Il Ministro dell'Agricoltura e dello Sviluppo Rurale, Le Minh Hoan, ha sottolineato che il progetto " Sviluppo sostenibile di 1 milione di ettari di coltivazione specializzata di riso di alta qualità e a basse emissioni" nel Delta del Mekong può avere successo solo con il consenso e la forte partecipazione delle autorità locali e degli agricoltori.
Questa dichiarazione è stata rilasciata durante un incontro con i capi e i vicecapi delle delegazioni dell'Assemblea nazionale provenienti da 12 province e città della regione del Delta del Mekong, tenutosi ad Hanoi la sera del 26 agosto.

Il progetto è stato sperimentato per tre stagioni consecutive nelle province di Can Tho, Tra Vinh, Soc Trang, Kien Giang e Dong Thap. I risultati iniziali mostrano che gli agricoltori hanno ridotto significativamente la quantità di sementi di riso e fertilizzanti utilizzati, nonché i costi di produzione, aumentando al contempo la produttività e il valore post-raccolta. Il riso raccolto viene acquistato a un prezzo superiore di 200-300 VND/kg rispetto a quello ottenuto con i metodi di coltivazione tradizionali.
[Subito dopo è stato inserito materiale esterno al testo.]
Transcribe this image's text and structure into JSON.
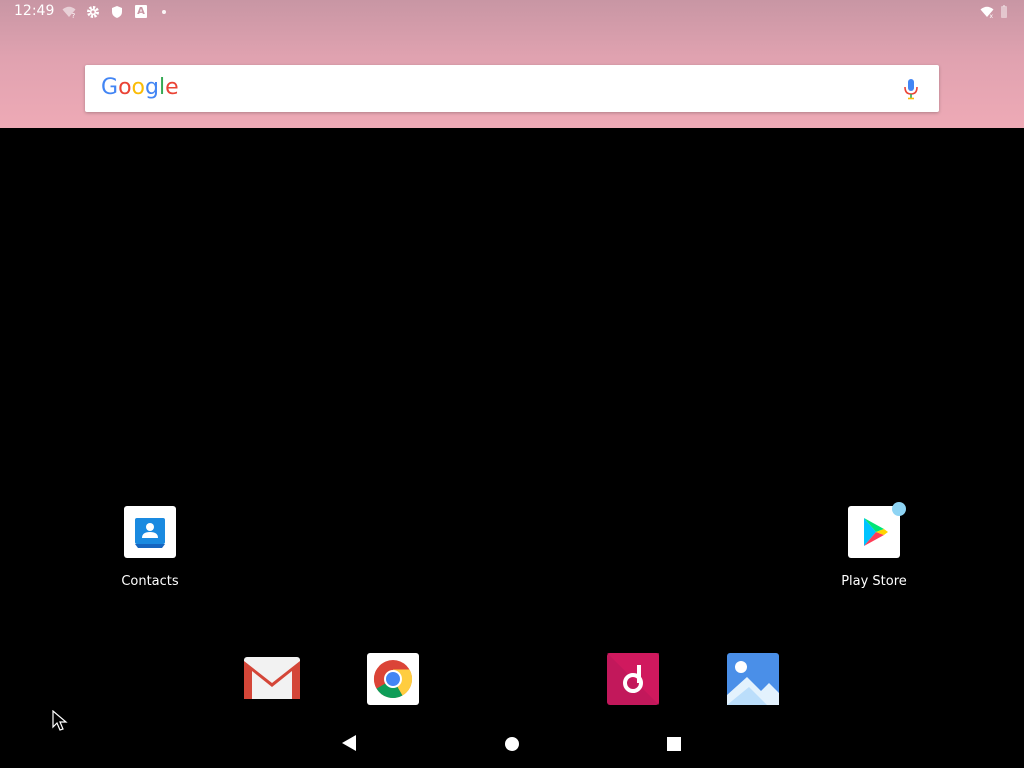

Tuttavia, il signor Thach Phuoc Binh, vice capo della delegazione permanente dell'Assemblea nazionale della provincia di Tra Vinh, ha espresso preoccupazione per la mancanza di coordinamento nella pianificazione delle infrastrutture di irrigazione, trasporto e magazzinaggio. Ha suggerito la necessità di un chiaro meccanismo di coordinamento tra il governo centrale e quelli locali, nonché tra le stesse amministrazioni locali, per garantire che gli obiettivi del progetto non vengano compromessi.
Condividendo queste preoccupazioni, il Ministro Le Minh Hoan ha affermato che il Ministero dell'Agricoltura e dello Sviluppo Rurale ha proposto al Governo di includere i "commercianti" nel sistema dell'industria del riso per migliorarne la sincronizzazione e l'efficienza. Ha inoltre invitato i delegati dell'Assemblea Nazionale a diffondere lo spirito del progetto tra la popolazione, contribuendo a cambiare mentalità e metodi di coltivazione per raggiungere gli obiettivi prefissati.
Secondo il Ministro, affinché l'industria del riso sia sostenibile, è necessario un ecosistema che coinvolga tutte le parti interessate: agricoltori, commercianti, imprese e Stato. In particolare, i leader locali devono considerare questo progetto una "rivoluzione" affinché abbia successo.
La signora Ha Thi Nga, presidente dell'Unione delle donne vietnamite e rappresentante della provincia di Dong Thap all'Assemblea nazionale, ha spiegato che il progetto ha un duplice obiettivo: aiutare gli agricoltori a produrre in modo ecocompatibile e ridurre le emissioni di gas serra. Grazie a pratiche adeguate, gli agricoltori possono ottenere un reddito aggiuntivo dalla vendita di crediti di carbonio. Questo non solo aumenta il loro reddito, ma conferisce anche al riso vietnamita un vantaggio competitivo nelle esportazioni, incentivando al contempo il ritorno dei giovani lavoratori in patria per la produzione di riso.
Tuttavia, ha anche sottolineato che gli agricoltori devono superare gli ostacoli delle pratiche di produzione tradizionali per adattarsi ai nuovi metodi.